Babası iman etmediği halde tebliğ vazifesinden vazgeçmeyen İbrahim’dir.

En sevgili amcasının hidayetine vesile olamayan Muhammed’dir sallalahu aleyhi vesellem.

Onlar Rablerinin rahmetini ittiham etmediler. Merhametinden, hikmetinden kuşkuya düşmediler. Kendi merhametlerini, onun merhametinden ileriye sürmediler. İmtihanlarının ağırlığından şekva etmediler.

O Allah’tır bildiler.. Abes iş yapmaz, zulmetmez!.. Rahmeti her şeyi, herkesi kuşatır.

Bir hasene işleyene onun on misli veya daha fazlasını veririm. Bir fenalık edene de onun bir misli verilir yahut mağfiret ederim. Bana bir karış yaklaşana ben bir arşın ve bir arşın yaklaşana da bir kulaç yaklaşırım. Bir kimse bana yürüyerek gelirse ben ona koşarak gelirim, teveccüh ederim. Bana şirk koşmayan bir adam yer yüzünü dolduracak günah ile bana kavuşsa, ben o kimseyi o kadar mağfiret ile karşılarım” buyuran bir Rabbimiz var.

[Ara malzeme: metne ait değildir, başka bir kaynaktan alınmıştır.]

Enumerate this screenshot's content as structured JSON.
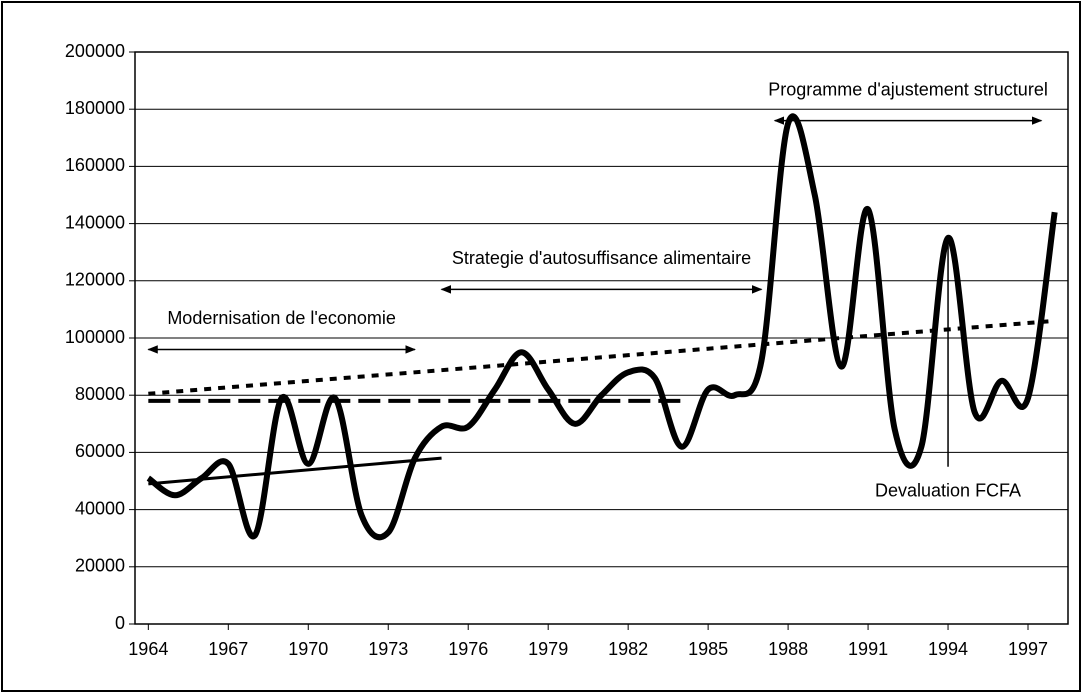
{
  "chart_data": {
    "type": "line",
    "x": [
      1964,
      1965,
      1966,
      1967,
      1968,
      1969,
      1970,
      1971,
      1972,
      1973,
      1974,
      1975,
      1976,
      1977,
      1978,
      1979,
      1980,
      1981,
      1982,
      1983,
      1984,
      1985,
      1986,
      1987,
      1988,
      1989,
      1990,
      1991,
      1992,
      1993,
      1994,
      1995,
      1996,
      1997,
      1998
    ],
    "series": [
      {
        "color": "#000000",
        "values": [
          51000,
          45000,
          51000,
          56000,
          31000,
          79000,
          56000,
          79000,
          38000,
          32000,
          58000,
          69000,
          69000,
          82000,
          95000,
          82000,
          70000,
          80000,
          88000,
          86000,
          62000,
          82000,
          80000,
          92000,
          175000,
          150000,
          90000,
          145000,
          68000,
          62000,
          135000,
          74000,
          85000,
          79000,
          144000
        ]
      }
    ],
    "trendlines": [
      {
        "style": "solid",
        "x": [
          1964,
          1975
        ],
        "values": [
          49000,
          58000
        ]
      },
      {
        "style": "dashed",
        "x": [
          1964,
          1984
        ],
        "values": [
          78000,
          78000
        ]
      },
      {
        "style": "dotted",
        "x": [
          1964,
          1998
        ],
        "values": [
          80500,
          106000
        ]
      }
    ],
    "annotations": [
      {
        "text": "Modernisation de l'economie",
        "x_start": 1964,
        "x_end": 1974,
        "y": 96000
      },
      {
        "text": "Strategie d'autosuffisance alimentaire",
        "x_start": 1975,
        "x_end": 1987,
        "y": 117000
      },
      {
        "text": "Programme d'ajustement structurel",
        "x_start": 1987.5,
        "x_end": 1997.5,
        "y": 176000
      }
    ],
    "event": {
      "text": "Devaluation FCFA",
      "x": 1994,
      "y_start": 135000,
      "y_end": 55000
    },
    "xlim": [
      1963.5,
      1998.5
    ],
    "xticks": [
      1964,
      1967,
      1970,
      1973,
      1976,
      1979,
      1982,
      1985,
      1988,
      1991,
      1994,
      1997
    ],
    "ylim": [
      0,
      200000
    ],
    "yticks": [
      0,
      20000,
      40000,
      60000,
      80000,
      100000,
      120000,
      140000,
      160000,
      180000,
      200000
    ],
    "grid": true
  }
}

Hiç merhametinden şüphe olur mu?

Şimdi sana bir bakalım;

Hayr-ı mahz olan vücud libasını giydirmiş, yokluktan varlığa çıkarmış.

Hassasiyetli bir hayat ve onun bütün levâzımatını vermiş

Rûy-i zemin kadar büyük bir sofra-i nimeti, bir temaşagâhı gözünün, kulağının, midenin, aklının, önüne sermiş,

Kocaman bir kalb vermiş sana; kâinat kadar sevebilir..

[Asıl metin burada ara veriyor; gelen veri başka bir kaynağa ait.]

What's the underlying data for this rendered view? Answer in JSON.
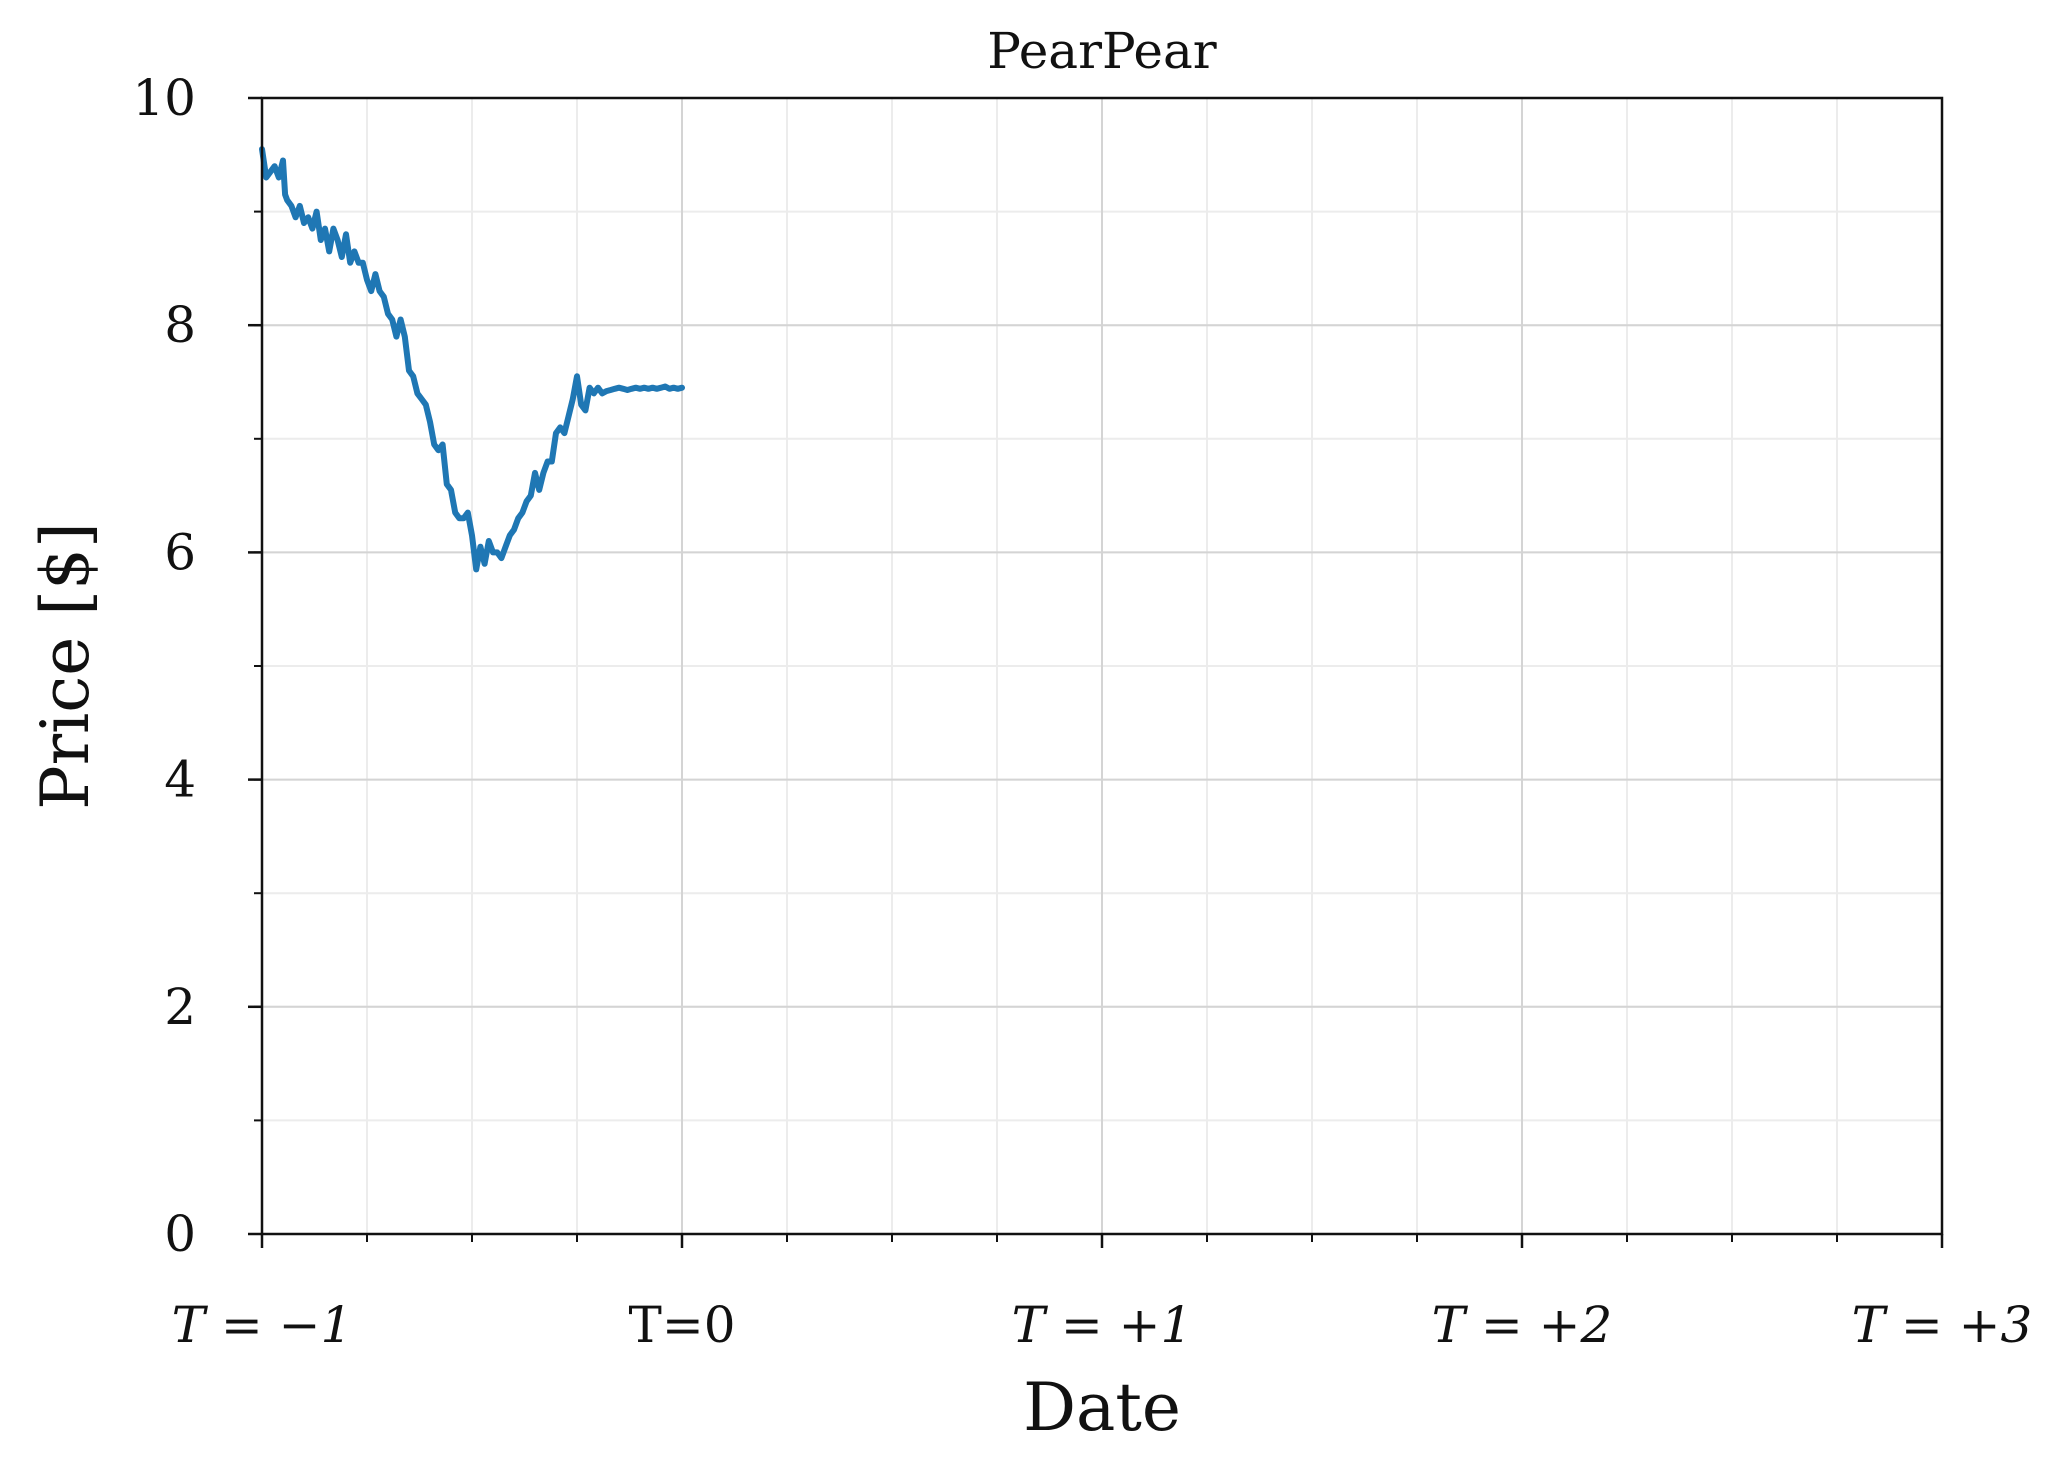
{
  "chart_data": {
    "type": "line",
    "title": "PearPear",
    "xlabel": "Date",
    "ylabel": "Price [$]",
    "xlim": [
      -1,
      3
    ],
    "ylim": [
      0,
      10
    ],
    "x_ticks": [
      {
        "value": -1,
        "label": "T = −1",
        "italic": true
      },
      {
        "value": 0,
        "label": "T=0",
        "italic": false
      },
      {
        "value": 1,
        "label": "T = +1",
        "italic": true
      },
      {
        "value": 2,
        "label": "T = +2",
        "italic": true
      },
      {
        "value": 3,
        "label": "T = +3",
        "italic": true
      }
    ],
    "y_ticks": [
      0,
      2,
      4,
      6,
      8,
      10
    ],
    "grid": true,
    "minor_grid": true,
    "line_color": "#1f77b4",
    "series": [
      {
        "x": [
          -1.0,
          -0.99,
          -0.98,
          -0.97,
          -0.96,
          -0.95,
          -0.945,
          -0.94,
          -0.93,
          -0.92,
          -0.91,
          -0.9,
          -0.89,
          -0.88,
          -0.87,
          -0.86,
          -0.85,
          -0.84,
          -0.83,
          -0.82,
          -0.81,
          -0.8,
          -0.79,
          -0.78,
          -0.77,
          -0.76,
          -0.75,
          -0.74,
          -0.73,
          -0.72,
          -0.71,
          -0.7,
          -0.69,
          -0.68,
          -0.67,
          -0.66,
          -0.65,
          -0.64,
          -0.63,
          -0.62,
          -0.61,
          -0.6,
          -0.59,
          -0.58,
          -0.57,
          -0.56,
          -0.55,
          -0.54,
          -0.53,
          -0.52,
          -0.51,
          -0.5,
          -0.49,
          -0.48,
          -0.47,
          -0.46,
          -0.45,
          -0.44,
          -0.43,
          -0.42,
          -0.41,
          -0.4,
          -0.39,
          -0.38,
          -0.37,
          -0.36,
          -0.35,
          -0.34,
          -0.33,
          -0.32,
          -0.31,
          -0.3,
          -0.29,
          -0.28,
          -0.27,
          -0.26,
          -0.25,
          -0.24,
          -0.23,
          -0.22,
          -0.21,
          -0.2,
          -0.19,
          -0.18,
          -0.17,
          -0.16,
          -0.15,
          -0.14,
          -0.13,
          -0.12,
          -0.11,
          -0.1,
          -0.09,
          -0.08,
          -0.07,
          -0.06,
          -0.05,
          -0.04,
          -0.03,
          -0.02,
          -0.01,
          0.0
        ],
        "y": [
          9.55,
          9.3,
          9.35,
          9.4,
          9.3,
          9.45,
          9.15,
          9.1,
          9.05,
          8.95,
          9.05,
          8.9,
          8.95,
          8.85,
          9.0,
          8.75,
          8.85,
          8.65,
          8.85,
          8.75,
          8.6,
          8.8,
          8.55,
          8.65,
          8.55,
          8.55,
          8.4,
          8.3,
          8.45,
          8.3,
          8.25,
          8.1,
          8.05,
          7.9,
          8.05,
          7.9,
          7.6,
          7.55,
          7.4,
          7.35,
          7.3,
          7.15,
          6.95,
          6.9,
          6.95,
          6.6,
          6.55,
          6.35,
          6.3,
          6.3,
          6.35,
          6.15,
          5.85,
          6.05,
          5.9,
          6.1,
          6.0,
          6.0,
          5.95,
          6.05,
          6.15,
          6.2,
          6.3,
          6.35,
          6.45,
          6.5,
          6.7,
          6.55,
          6.7,
          6.8,
          6.8,
          7.05,
          7.1,
          7.05,
          7.2,
          7.35,
          7.55,
          7.3,
          7.25,
          7.45,
          7.4,
          7.45,
          7.4,
          7.42,
          7.43,
          7.44,
          7.45,
          7.44,
          7.43,
          7.44,
          7.45,
          7.44,
          7.45,
          7.44,
          7.45,
          7.44,
          7.45,
          7.46,
          7.44,
          7.45,
          7.44,
          7.45
        ]
      }
    ]
  }
}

Seni insan etmiş, hem de ne güzel bir insan..

Ve bütün nimetleri nimet eden imanı ve islamiyeti nasip etmiş

Hem de hiç beklenmeyen şerâit dahilinde..

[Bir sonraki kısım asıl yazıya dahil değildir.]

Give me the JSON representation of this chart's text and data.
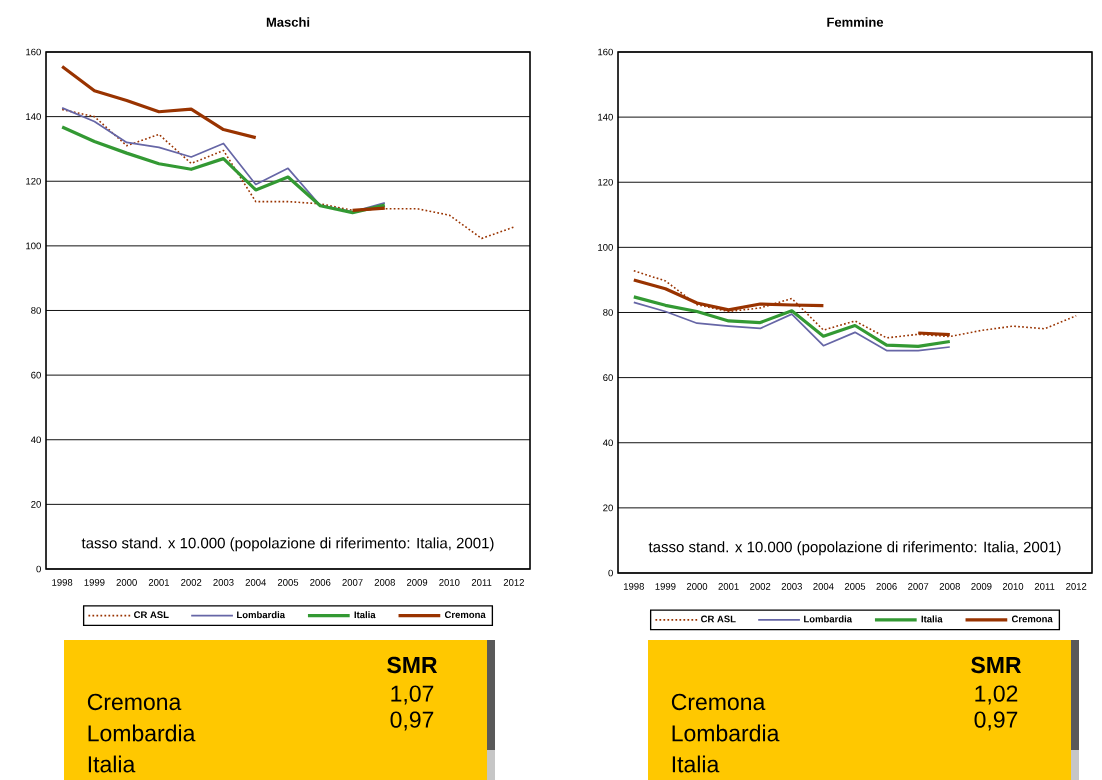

Üstelik bütün nimetlerin fevkinde olarak muhabbetini tattırmış, daha ötesi var mı?

Sen ki “Allah böyle buyurmuş” dendi mi akan suları durdururdun..

O oturduğun yer arka sıralar olabilir mi?

Seni gözden çıkarmış, seni sevmemiş olabilir mi?

Sevmiş hem nasıl ki hidayetiyle rızıklandırmış..

Bu kadar nimetlere karşı “niçin duâm hemen şimdi ve benim istediğim gibi kabul olmadı?” denilebilir mi?

Senin hakkın naz değil niyazdır nazlıcık..

Üstelik de her duâya cevap verdiğini, hiç bir duayı zâyi etmediğini bilirken..

Kesin bilgi: bizim için nasıl hayırlısı ise öyle olduruyor iken..

Zaten duâ edebilmek asıl güzellik ve bizâtihi  nimet iken..

İşte canım  evlatcık, duâ gibi bir hazine-i rahmetin anahtarı ve tükenmez bir kuvvetin medarı olan bir vesileyi elden bırakma, ona yapış, a’lâ-yı illiyyin-i insaniyete çık!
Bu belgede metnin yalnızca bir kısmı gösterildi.